Aujourd’hui, avec une optique plus conseil, j’aurais davantage tendance à travailler sur des thèmes qui permettent de faire évoluer des décisions stratégiques.

Pourquoi avoir choisi de travailler pour un cabinet de conseil en stratégie et data science plutôt que de poursuivre une carrière universitaire ?
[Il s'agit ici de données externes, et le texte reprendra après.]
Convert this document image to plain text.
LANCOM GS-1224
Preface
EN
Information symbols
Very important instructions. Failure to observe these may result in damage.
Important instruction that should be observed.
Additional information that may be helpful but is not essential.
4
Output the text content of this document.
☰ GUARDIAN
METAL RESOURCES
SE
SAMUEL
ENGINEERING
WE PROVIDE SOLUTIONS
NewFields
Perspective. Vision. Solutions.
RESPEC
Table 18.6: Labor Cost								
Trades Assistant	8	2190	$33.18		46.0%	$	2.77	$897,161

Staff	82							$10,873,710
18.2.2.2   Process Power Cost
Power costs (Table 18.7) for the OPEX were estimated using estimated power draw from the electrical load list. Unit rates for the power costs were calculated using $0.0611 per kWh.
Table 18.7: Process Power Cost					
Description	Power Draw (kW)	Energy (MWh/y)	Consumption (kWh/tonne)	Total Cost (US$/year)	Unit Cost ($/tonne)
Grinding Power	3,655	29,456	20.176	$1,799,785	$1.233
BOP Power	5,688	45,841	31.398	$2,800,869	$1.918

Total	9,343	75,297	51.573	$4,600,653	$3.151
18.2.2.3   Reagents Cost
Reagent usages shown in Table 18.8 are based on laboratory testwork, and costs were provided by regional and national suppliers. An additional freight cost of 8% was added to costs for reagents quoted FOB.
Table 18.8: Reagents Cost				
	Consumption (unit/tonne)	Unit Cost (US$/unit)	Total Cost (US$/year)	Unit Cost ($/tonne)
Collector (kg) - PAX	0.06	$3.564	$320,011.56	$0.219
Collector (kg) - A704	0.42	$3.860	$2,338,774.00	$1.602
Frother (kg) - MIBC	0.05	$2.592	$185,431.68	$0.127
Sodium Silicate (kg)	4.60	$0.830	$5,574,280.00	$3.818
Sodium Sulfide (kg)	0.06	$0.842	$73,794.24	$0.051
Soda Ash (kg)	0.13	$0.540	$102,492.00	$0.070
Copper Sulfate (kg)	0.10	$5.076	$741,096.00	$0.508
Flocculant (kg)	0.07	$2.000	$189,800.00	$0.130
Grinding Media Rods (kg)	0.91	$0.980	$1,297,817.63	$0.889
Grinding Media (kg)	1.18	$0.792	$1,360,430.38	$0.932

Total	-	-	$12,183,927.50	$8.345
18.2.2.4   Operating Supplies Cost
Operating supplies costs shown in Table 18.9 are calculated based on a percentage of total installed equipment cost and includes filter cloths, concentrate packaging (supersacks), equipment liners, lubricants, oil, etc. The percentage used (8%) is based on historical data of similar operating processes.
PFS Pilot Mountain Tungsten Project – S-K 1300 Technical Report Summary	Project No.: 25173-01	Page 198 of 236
Je ne me suis jamais senti attiré par une carrière purement académique. Preuve en est, je faisais de la recherche en parallèle de mon travail à l’INSEE. Je voyais mon parcours plutôt comme une carrière mixte à la fois institutionnelle et académique, à l’instar des carrières hospitalo-universitaires.

J’ai beaucoup travaillé sur les questions de marché du travail, étudié les politiques publiques d’insertion des jeunes à une époque où le chômage était très élevé. Rejoindre un projet entrepreneurial m’a finalement paru avoir plus de sens pour participer à la dynamique économique. Par ailleurs j’étais persuadé que les méthodes que j’avais utilisées, notamment en évaluation d’impact de politiques publiques pourraient trouver une déclinaison naturellement créatrice de valeur pour des entreprises en particulier sur des sujets de pricing ou de marketing quantitatif.

Quels aspects ne te manquent pas ?

Le process de publication !!! En économie pour publier un papier, il peut falloir entre 5 et 10 ans !

C’est un univers extrêmement compétitif et les axes sur lesquels se joue la compétition ne me semblent pas tous pertinents.

Ce qui me fait sourire : mon document le plus téléchargé reste la Cheat sheet SAS/IML que j’avais rédigée pour mes élèves…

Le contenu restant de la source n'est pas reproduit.